A senior Treasury Department official is preparing to resign after privately raising objections to a White House-backed initiative aimed at alleged fraud tied to the Somali immigrant community in Minnesota, The Washington Post reported Wednesday.
John Hurley, the undersecretary for terrorism and financial intelligence and a donor to President Donald Trump, told associates in recent weeks that he plans to exit the role, according to seven people familiar with the matter cited by the Post. Hurley conveyed concerns to Treasury Secretary Scott Bessent about a project designed to expand federal monitoring of international payments originating in the Minneapolis area.
Hurley’s departure highlights internal unease among some Trump allies over the breadth of directives to apply law-enforcement and financial surveillance tools to Minneapolis’s Somali community, according to The Washington Post.
A report by Bloomberg published earlier this month described broader tensions Bessent and Hurley, who serves as the undersecretary of the Treasury for terrorism and financial intelligence, including disputes over how the department how the department imposes sanctions and whom they restrictions target.
The contention, Bloomberg said, was that President Trump’s top advisors have pursued sanctions designations against foreign judicial officials and international institutions deemed to be political opponents. The two officials have also clashed over the administration’s decision to scale back its adherence to global standards set by the Financial Action Task Force.
The Minneapolis-focused push has become a top-level political priority inside the administration, after viral videos and federal charges this fall involving Somali men accused of defrauding safety-net programs reignited the issue, The Washington Post said.
Bessent has sought to show the department is responding but some Treasury officials have pushed back on the speed and aggressiveness of the approach, according to the report. A Trump ally told the Post that Bessent is under pressure “to show some interim results,” adding, “Trump needs something for 2026 on Somalia.”
One response by Bessent is the issuance of a Geographic Targeting Order (GTO) requiring banks and other firms to collect additional information on overseas payments of $3,000 or more, including details such as the recipient’s physical address, email address, and birth date—information that goes beyond what banks typically gather about cross-border recipients, according to the news outlet.

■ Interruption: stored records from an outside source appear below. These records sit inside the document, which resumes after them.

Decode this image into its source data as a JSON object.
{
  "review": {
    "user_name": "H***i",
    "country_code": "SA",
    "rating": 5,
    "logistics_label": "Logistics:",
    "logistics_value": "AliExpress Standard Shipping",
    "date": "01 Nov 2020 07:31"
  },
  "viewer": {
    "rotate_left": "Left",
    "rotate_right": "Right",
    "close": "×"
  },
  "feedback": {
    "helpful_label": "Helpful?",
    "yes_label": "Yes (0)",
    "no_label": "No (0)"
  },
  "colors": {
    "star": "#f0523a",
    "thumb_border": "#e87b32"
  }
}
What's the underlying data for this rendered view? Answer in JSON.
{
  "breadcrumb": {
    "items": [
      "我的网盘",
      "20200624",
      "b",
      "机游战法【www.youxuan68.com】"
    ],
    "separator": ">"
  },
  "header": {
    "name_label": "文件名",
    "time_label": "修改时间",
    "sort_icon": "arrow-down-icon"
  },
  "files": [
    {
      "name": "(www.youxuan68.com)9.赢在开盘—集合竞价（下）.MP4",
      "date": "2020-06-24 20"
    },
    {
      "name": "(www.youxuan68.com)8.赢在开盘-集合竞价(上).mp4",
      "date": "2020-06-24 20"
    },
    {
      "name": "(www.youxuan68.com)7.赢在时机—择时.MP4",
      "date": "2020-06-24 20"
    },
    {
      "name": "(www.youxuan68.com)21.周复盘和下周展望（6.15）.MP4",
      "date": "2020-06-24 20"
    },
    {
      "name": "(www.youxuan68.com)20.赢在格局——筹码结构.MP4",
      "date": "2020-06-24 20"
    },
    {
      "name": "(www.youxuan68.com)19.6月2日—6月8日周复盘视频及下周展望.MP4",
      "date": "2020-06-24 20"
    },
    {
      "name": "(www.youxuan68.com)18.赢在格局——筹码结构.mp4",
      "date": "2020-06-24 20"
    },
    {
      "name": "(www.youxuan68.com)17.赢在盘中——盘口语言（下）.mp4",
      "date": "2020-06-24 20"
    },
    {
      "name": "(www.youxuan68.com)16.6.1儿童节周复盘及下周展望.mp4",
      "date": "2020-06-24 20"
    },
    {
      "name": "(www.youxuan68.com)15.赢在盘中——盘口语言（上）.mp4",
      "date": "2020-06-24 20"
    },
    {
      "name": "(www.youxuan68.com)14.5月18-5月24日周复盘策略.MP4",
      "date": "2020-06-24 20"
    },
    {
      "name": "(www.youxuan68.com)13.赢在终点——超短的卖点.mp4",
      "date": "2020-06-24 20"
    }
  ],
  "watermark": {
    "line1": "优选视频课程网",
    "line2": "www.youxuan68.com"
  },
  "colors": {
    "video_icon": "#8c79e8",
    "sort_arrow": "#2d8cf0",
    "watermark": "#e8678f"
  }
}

Treasury is seeking the information whether the transfer is connected to a government benefits program, the Post said. The GTO, which was first made public in January, came into force earlier this month and is managed by the Financial Crimes Enforcement Network (FinCEN), which Hurley oversees as in his role as a Treasury under secretary.
Career officials involved in drafting the Minneapolis order raised objections and resisted the requirements, viewing them as clumsy and inefficient for uncovering fraud, according to four people familiar with the internal deliberations cited in the report. Some officials also saw the measure as an overtly partisan use of Treasury resources, the Post reported.
Hurley shared at least some of those concerns but was effectively overruled, contributing to tensions with Bessent and others. One person familiar with the administration’s thinking told the Post that Hurley had been on “thin ice” with the White House for not bringing career officials into closer alignment with the administration’s desire to deploy FinCEN more aggressively to flag suspicious payments.
Julie Siegel, a former senior Treasury official in the Biden administration and now a nonresident senior fellow at the Atlantic Council, told The Washington Post that every family, privately held company and nonprofit in Minneapolis could be swept into the geographic targeting order (GTO), including nonimmigrants.
In his current role, Hurley leads the Office of Terrorism and Financial Intelligence (TFI) and the five agencies it oversees, including Treasury’s sanctions arm, OFAC, and the U.S. financial intelligence unit, FinCEN. Collectively, TFI manage a host of U.S. policy tools, from determining which foreign banks have access to U.S. dollar clearing services to deciding how to enforce corporate-transparency laws.